Cinco presidentes de partidos de centro-esquerda assinaram nesta quarta-feira uma declaração em que afirmavam ser "necessário frear a espiral de violações dos direitos humanos e a violência irracional".

"Chamamos o Governo a cumprir com sua responsabilidade de manter a ordem pública. Para este propósito será necessário reformar profundamente as polícias, melhorar a inteligência e o trabalho preventivo e que os Carabineiros deixem de atuar com dureza diante de manifestações pacíficas, e com brandura diante dos delinquentes que saqueiam e incendeiam", disseram os líderes do Partido Socialista, Partido pela Democracia (PPD), Partido Radical, Democracia Cristã e Partido Liberal.

As imagens se repetem em diferentes cidades de norte a sul do país. No porto do San Antonio, manifestantes queimaram na noite de terça-feira a sede do Líder, um jornal local, que na manhã desta quarta saiu com a manchete: “Terrível jornada!”. Em Antofagasta, a capital da mineração, no norte chileno, o descontrole permitiu que os delinquentes montassem churrasqueiras para assar carne com as chamas das barricadas, no meio da via pública.
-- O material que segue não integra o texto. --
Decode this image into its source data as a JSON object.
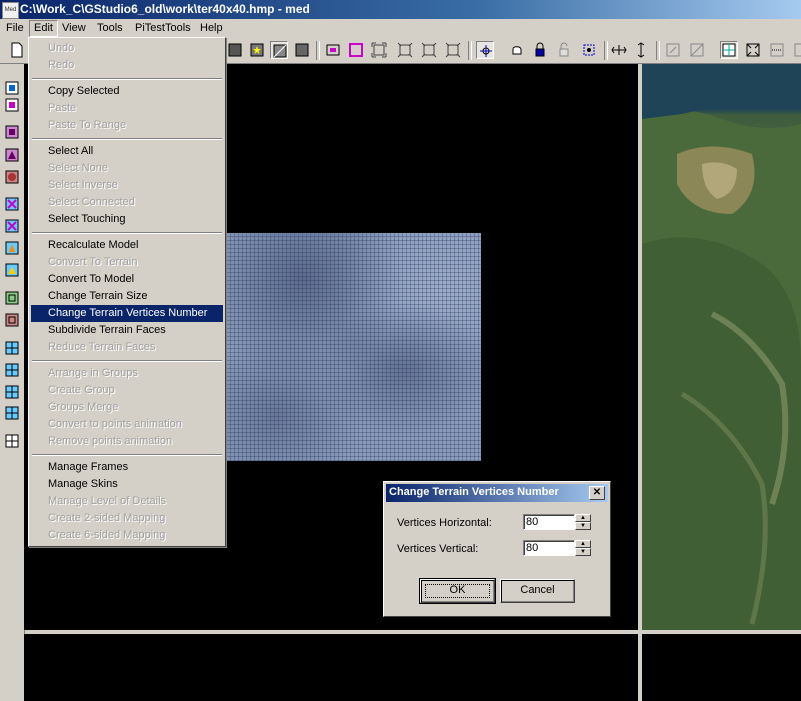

No centro de La Serena, a terra natal da poeta Gabriela Mistral, um hotel com turistas foi saqueado e em seguida incendiado.

Em Santiago, várias autopistas foram interrompidas nesta quarta-feira, enquanto protestos em ruas e avenidas obrigaram ao fechamento das estações de metrô, uma rede que até antes da crise transportava 2,8 milhões de passageiros por dia. A complexidade da situação chilena tem um ingrediente central: as denúncias de violações dos direitos humanos por parte dos agentes do Estado, que motivaram 500 ações judiciais por parte do Instituto Nacional de Direitos Humanos (INDH). Na semana passada, a Anistia Internacional apontou “ataques generalizados contra a população”, num relatório que foi alvo de críticas do Governo e das Forças Armadas. “Não é verdade que durante o período que vigorou o Estado de exceção as Forças Armadas tenham agido com a intenção de lesionar quem se manifestava para desincentivar os protestos”, disseram os militares. A organização humanitária Human Rights Watch (HRW), por sua vez, denunciou que membros da polícia uniformizada chilena, os Carabineiros, cometeram “graves violações dos direitos humanos”.

Os carabineiros foram proibidos de usar armamento antimotim enquanto não ficar definitivamente esclarecida a composição dos projéteis – já que um estudo da Universidade do Chile negou que se trate de borracha, como declarou a polícia durante semanas. “Estamos sendo superados. Adversários com barricadas, lançamento de pedras, de tudo. Resistindo só com o corpo e os escudos. Retiramo-nos. Tenho carabineiros lesionados, os veículos apedrejados, coquetéis molotov, não tenho gás, não posso disparar escopetas, que se dane. Não estamos obrigados ao impossível”, dizia um chefe policial enquanto ocorria um saque no centro comercial de Quilpué, a 120 quilômetros do Santiago, segundo um áudio divulgado pela rádio Cooperativa.